The U.S. Department of Energy (DOE) recently announced that it is cracking down on requests by companies to push back start dates for liquefied natural gas (LNG) export terminals. The change could mean that 10 long-delayed LNG projects must either start construction soon – or have their permits expire.
In a policy statement published April 21, the DOE said that it will no longer consider applications for extensions to the current deadline of seven years between when a company receives government permits to export LNG and when exports must actually begin, or risk losing their permit approvals. The exception, under the DOE policy, is if companies can prove that they have begun construction and that their inability to comply with the deadline is the result of “extenuating circumstances” outside of their control. Along with the policy statement, the DOE denied an extension request for the Lake Charles LNG terminal in Louisiana, and approved another request for the Port Arthur LNG terminal in Texas.
The new policy puts renewed pressure on 10 long-delayed U.S. LNG export terminal projects (four in Texas, four in Louisiana, and one each in Mississippi and Arkansas) that have failed to secure the financial backing necessary to move forward with construction.
All ten of these projects have already received multiple construction extensions from state agencies and the Federal Energy Regulatory Commission, and three have already been issued export extensions by the DOE. Another four projects are currently under construction but might have to pick up the pace to meet the seven year deadline by which exports must begin, or risk having their permits expire.
A wave of 31 LNG export terminals have been proposed in the U.S. over the last few years, and all but four of these projects—some of which were approved as far back as 2016—are still in the planning stages. Some experts have questioned whether the market can bear the large number of proposed projects, and whether so many LNG export terminals would drive up natural gas prices for American businesses and consumers.
The U.S. would have to export nearly 60 percent of the gas it produces to support all the gas export facilities proposed over the next decade.
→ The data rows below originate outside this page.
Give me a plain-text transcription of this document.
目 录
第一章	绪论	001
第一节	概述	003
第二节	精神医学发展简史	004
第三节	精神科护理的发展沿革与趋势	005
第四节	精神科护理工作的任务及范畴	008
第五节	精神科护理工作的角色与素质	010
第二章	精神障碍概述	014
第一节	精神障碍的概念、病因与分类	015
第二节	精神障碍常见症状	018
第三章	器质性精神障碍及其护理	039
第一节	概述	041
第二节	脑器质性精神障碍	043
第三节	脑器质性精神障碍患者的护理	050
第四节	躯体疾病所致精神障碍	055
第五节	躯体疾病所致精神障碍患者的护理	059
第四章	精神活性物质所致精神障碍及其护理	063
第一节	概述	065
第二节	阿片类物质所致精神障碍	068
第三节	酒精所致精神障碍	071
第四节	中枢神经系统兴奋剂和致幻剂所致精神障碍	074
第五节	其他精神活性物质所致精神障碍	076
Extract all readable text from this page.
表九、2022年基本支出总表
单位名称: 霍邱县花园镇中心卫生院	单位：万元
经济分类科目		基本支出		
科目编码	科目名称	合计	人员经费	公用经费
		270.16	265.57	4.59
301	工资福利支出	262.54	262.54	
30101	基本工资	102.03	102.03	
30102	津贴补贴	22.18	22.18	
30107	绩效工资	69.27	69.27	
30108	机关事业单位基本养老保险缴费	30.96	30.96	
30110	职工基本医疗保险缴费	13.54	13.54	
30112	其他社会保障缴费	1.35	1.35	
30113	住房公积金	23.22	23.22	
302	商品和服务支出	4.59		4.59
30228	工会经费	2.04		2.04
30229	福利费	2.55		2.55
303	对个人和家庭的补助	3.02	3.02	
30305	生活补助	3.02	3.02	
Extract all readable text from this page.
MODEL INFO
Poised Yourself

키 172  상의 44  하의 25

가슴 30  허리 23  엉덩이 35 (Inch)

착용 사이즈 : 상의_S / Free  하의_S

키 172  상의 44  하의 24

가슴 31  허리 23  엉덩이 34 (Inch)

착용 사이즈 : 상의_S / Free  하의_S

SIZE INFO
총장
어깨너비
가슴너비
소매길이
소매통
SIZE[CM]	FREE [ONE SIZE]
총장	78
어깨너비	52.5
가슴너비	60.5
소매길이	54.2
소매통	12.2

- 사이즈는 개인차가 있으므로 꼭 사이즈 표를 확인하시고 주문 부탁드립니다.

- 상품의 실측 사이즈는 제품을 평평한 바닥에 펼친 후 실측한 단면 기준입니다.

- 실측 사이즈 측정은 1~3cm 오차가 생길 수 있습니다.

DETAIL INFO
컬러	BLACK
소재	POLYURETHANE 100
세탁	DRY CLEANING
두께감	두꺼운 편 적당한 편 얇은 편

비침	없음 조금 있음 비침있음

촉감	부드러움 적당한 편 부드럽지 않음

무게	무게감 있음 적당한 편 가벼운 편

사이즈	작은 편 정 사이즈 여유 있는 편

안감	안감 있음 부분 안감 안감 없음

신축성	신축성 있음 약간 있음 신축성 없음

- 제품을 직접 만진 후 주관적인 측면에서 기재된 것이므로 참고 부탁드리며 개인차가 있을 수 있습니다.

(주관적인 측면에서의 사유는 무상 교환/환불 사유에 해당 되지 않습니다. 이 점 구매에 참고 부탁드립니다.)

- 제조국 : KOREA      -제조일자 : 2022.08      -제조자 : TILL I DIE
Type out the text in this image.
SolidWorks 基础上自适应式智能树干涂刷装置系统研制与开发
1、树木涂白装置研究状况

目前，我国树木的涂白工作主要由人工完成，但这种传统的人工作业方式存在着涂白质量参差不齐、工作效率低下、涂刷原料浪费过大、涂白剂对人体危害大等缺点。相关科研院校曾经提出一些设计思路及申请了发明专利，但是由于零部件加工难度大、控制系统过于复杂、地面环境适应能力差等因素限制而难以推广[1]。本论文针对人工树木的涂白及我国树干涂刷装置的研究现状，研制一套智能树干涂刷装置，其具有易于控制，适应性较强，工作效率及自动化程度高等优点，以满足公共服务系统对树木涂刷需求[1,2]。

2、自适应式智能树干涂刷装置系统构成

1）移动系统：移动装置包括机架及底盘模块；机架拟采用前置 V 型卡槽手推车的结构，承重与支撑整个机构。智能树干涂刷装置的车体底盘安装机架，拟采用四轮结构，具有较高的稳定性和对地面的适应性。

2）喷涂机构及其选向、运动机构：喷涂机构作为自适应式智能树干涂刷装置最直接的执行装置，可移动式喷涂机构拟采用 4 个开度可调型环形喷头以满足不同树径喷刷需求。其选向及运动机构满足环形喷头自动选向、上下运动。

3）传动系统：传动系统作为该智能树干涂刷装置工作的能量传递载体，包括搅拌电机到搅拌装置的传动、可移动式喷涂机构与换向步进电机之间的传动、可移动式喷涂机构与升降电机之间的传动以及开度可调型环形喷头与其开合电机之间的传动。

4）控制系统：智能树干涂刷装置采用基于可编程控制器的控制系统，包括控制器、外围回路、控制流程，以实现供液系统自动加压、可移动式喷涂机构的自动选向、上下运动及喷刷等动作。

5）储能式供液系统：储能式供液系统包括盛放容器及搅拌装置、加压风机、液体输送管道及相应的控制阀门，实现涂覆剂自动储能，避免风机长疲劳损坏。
The new DOE policy will allow the agency to better assess whether new applications to export LNG to countries with which the U.S. has not entered into a free trade agreement are in the public interest. The U.S. has free trade agreements in force with 20 countries. But if companies want to export LNG to the rest of the world—including coveted Asian markets that represent the bulk of future energy demand—they must obtain special approval from the DOE and allow for public input in response to the application.
The new policy will also “provide more certainty to the U.S. and global LNG export markets; and ensure that DOE is making decisions utilizing the latest market information and analytical tools available,” according to the department. Finally, the policy could help newer LNG projects compete in an oversaturated market, including those that use newer technology and are committed to adopting better environmental practices.